-
Jesus In His Father's House Series
Contributed by Dr. Bradford Reaves on Jan 22, 2021 (message contributor)
Summary: What was Jesus like as a child? Did he know that he was the messiah? Luke provides his own testimony as to Jesus' identity and mission as the Son of God.
- 1
- 2
- 3
- 4
- Next
Pastor Brad Reaves
Grace Community Church
Winchester, VA
Watch This Message at: https://youtu.be/-KtxiQAOodk
Have you ever heard or even met a child prodigy? We all believe our children will be baby geniuses. In the 18th century, Jean Louis Cardiac was known as the wonder child. Jean could recite the alphabet when he was three months old. At the age of four, he not only read Latin but translated it into English and French. He read Greek and Hebrew and was proficient in such subjects as arithmetic, history, geography, and genealogies by six. He died in Paris when he was seven.
Wolfgang Amadeus Mozart, maybe the most prodigious of all child prodigies. Mozart was born in Salzburg, Austria. At four he began music lessons with his violinist father. At five he composed minuets. He wrote his first symphony at eight and at eleven, forced to compose in solitary confinement for the suspicious archbishop of Salzburg, he passed the test and was offered the salary job of city concertmaster at eleven. At twelve he wrote two operas and a mass.
Joel Kupperman was born in 1936. He was able to solve complex math problems by memory in just seconds. His IQ was in excess of 200, it was not measurable. At five he had the highest general mental development of any child tested ever by the Chicago public schools and eventually, he received his Ph.D. at Cambridge.
Michael Gross astounded his mother by reading aloud to her without any previous instruction. His IQ is so high it can't be measured. On his first day in kindergarten, he saw a classmate coloring an apple blue. He remarked with interest, "That's the kind of approach Picasso would use." At ten he moved directly from fifth grade to Michigan State University. He became the youngest college freshman in nearly a century, graduated with a Ph.D. finally from Yale before he was twenty. (Illustration Credit: John MacArthur)
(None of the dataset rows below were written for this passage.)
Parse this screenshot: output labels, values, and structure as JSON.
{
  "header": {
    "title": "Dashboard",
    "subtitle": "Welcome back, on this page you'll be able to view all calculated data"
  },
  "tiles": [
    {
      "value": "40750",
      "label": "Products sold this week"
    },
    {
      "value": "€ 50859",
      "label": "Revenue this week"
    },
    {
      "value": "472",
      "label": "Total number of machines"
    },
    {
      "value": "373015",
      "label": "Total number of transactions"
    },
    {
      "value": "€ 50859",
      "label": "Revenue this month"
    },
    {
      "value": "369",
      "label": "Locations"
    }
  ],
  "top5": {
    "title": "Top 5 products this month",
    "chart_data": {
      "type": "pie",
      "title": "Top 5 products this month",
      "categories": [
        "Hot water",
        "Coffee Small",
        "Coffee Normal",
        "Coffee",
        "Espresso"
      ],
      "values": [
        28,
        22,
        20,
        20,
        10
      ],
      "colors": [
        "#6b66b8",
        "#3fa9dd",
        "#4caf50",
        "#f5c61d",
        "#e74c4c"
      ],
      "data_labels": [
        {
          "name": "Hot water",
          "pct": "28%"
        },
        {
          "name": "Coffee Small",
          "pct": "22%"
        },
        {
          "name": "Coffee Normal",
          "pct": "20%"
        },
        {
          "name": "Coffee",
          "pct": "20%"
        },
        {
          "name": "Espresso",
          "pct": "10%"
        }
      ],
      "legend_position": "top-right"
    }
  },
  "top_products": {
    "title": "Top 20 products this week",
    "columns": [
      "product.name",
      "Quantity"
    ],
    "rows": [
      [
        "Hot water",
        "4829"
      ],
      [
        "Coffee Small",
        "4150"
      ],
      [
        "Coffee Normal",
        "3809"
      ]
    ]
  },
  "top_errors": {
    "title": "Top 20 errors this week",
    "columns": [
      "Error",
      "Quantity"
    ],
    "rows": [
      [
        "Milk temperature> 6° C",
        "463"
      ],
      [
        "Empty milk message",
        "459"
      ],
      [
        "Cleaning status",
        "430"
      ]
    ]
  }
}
These were amazing children, but all of these children fade into foolishness compared with one twelve-year-old boy named Jesus, the child who was God. Luke goes out of his way to make sure we understand Jesus was not just an ordinary boy who happened to become an enlightened religious sage. He knew from the moment he was born who he was and what he was to do. He knew he was God. The Old Testament prophets knew he was God. The Angels announced his birth knew, as did Zechariah and Elizabeth, and Joseph and Mary.
I. The Childhood of Jesus
So, we have very little in Scripture about who Jesus was as a child. In fact, Luke’s account that we are reading is the only source of information. So what was happening? Well, we have some clues they’re important. When we last left Jesus, he was 40 days old. Joseph and Mary had taken him to the Temple for dedication. They offered 2 Turtle Doves as an offering of purification as required by law, for someone too poor to afford a lamb. They meet Simeon and Anna it says:
39 And when they had performed everything according to the Law of the Lord, they returned into Galilee, to their own town of Nazareth. 40 And the child grew and became strong, filled with wisdom. And the favor of God was upon him. (Luke 2:39–40 ESV)
Now there’s quite a bit that happens here that Luke chooses to omit. First, we know Jesus is visited by the Magi, we find that in Matthew 2. This hasn’t happened yet because they are offering Turtle Doves instead of a Lamb. With the wealth they were given by the Maggi, they could’ve afforded a lamb. After the Maggi leaves, Joseph takes Mary and Jesus to flee to Egypt because he is warned in a dream of the danger that is coming. That, of course, is the slaughtering of innocents where King Herod orders that every Jewish boy under the age of 2 be killed because he’s heard that the King of the Jews has been born. So Joseph and Mary stayed in Bethlehem from the birth of Jesus for as long as 2 years before fleeing to Egypt and then eventually returning to Jesus’ hometown of Nazareth until we find him again at twelve.
After the event we’re about to read in verse 41, Luke concludes chapter 2 with the words,
52 And Jesus increased in wisdom and in stature and in favor with God and man. (Luke 2:52)
This covers Jesus’ childhood for 18 years until his public ministry when Jesus is 30 years old. So Luke provides us with some glimpses into his childhood that we know after they fled to Egypt he lived in Nazareth. At 12 years old we know he went to the Temple and then he continued to live in Nazareth until he turned 30 and started his public ministry. John calls him Jesus of Nazareth and Nathaniel questions “if anything good can come from Nazareth.” (John 1:46).